Royal Caribbean International will be the first cruise line to organise round trips from the Kai Tak Cruise Terminal after the new facility launches its soft opening next week.
From autumn, Royal Caribbean will run return trips of its voyager-class ocean liner, Mariner of the Seas, out of Hong Kong - the first cruise operator to announce the use of the city as a home port.
"Hong Kong is one of the most important home ports in Asia," said Dr Liu Zinan, the company's managing director of China. "Asia, including China, is one of the strategic markets for Royal Caribbean."
The Mariner, with a length of 311 metres and gross tonnage of 138,000, can hold more than 3,000 passengers. It is the largest cruise liner to set up home ports in Asia, where it also operates out of Singapore and Shanghai.
The vessel has never visited Hong Kong before because it is too big for Ocean Terminal in Tsim Sha Tsui to handle.
When the Kai Tak terminal building opens next Wednesday, the Mariner will be the first ship to use the immigration counters, during a Singapore-Shanghai voyage in which Hong Kong is a port of call.
Shorter trips out of Hong Kong are lined up starting in autumn. At the end of October, the vessel will embark on a four-night round trip to two Taiwanese cities, Kaohsiung and Taipei.
A three-night return trip to Kaohsiung will take place in November, following which the Mariner will leave Hong Kong for Singapore for the winter season.

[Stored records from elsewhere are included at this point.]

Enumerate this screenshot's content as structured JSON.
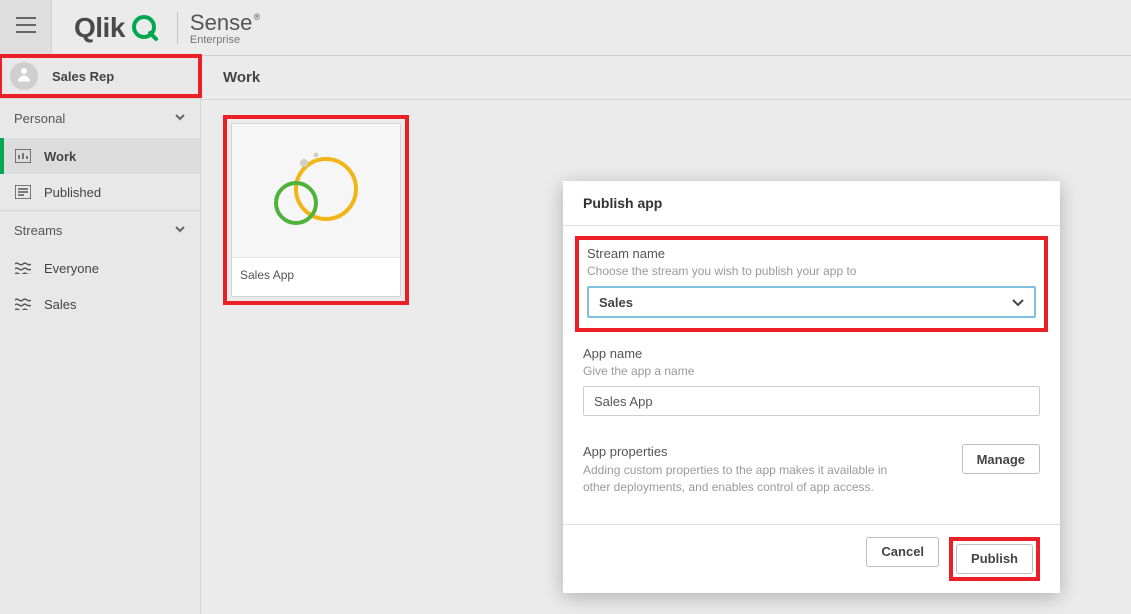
{
  "topbar": {
    "brand": "Qlik",
    "product": "Sense",
    "edition": "Enterprise"
  },
  "sidebar": {
    "user": "Sales Rep",
    "sections": {
      "personal": {
        "label": "Personal",
        "items": [
          {
            "icon": "dashboard",
            "label": "Work",
            "active": true
          },
          {
            "icon": "published",
            "label": "Published",
            "active": false
          }
        ]
      },
      "streams": {
        "label": "Streams",
        "items": [
          {
            "icon": "stream",
            "label": "Everyone"
          },
          {
            "icon": "stream",
            "label": "Sales"
          }
        ]
      }
    }
  },
  "main": {
    "header": "Work",
    "app_card_name": "Sales App"
  },
  "dialog": {
    "title": "Publish app",
    "stream": {
      "label": "Stream name",
      "help": "Choose the stream you wish to publish your app to",
      "selected": "Sales"
    },
    "appname": {
      "label": "App name",
      "help": "Give the app a name",
      "value": "Sales App"
    },
    "properties": {
      "label": "App properties",
      "help": "Adding custom properties to the app makes it available in other deployments, and enables control of app access.",
      "manage": "Manage"
    },
    "buttons": {
      "cancel": "Cancel",
      "publish": "Publish"
    }
  }
}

Royal Caribbean also deploys Voyager of the Seas, which has the same passenger capacity as the Mariner, in Asia.
Liu said the company, which owned an international fleet of 22 vessels, would continue to increase its presence in the region.
Royal Caribbean Cruises, the parent firm of Royal Caribbean International, is one of three members of Worldwide Cruise Terminals, the consortium that operates the Kai Tak terminal.
Nine cruise ships have made bookings to berth at the new facility within the first year of its opening, though none will stop by between June and August.
Liu said the typhoon season was not to blame. Rather, he said, the consortium needed to persuade cruise liners to adjust their deployments, which were usually planned 18 months ahead.
Making a city a home port is considered to bring bigger economic benefits than transits, as passengers may stay extra nights in the city before or after their standard itineraries. Last year, such passengers spent an average of HK$4,833 a day, twice as much as conventional tourists.
Jeff Bent of Worldwide Flight Services, another Worldwide partner, said the terminal was to open in the third quarter after all the works were completed.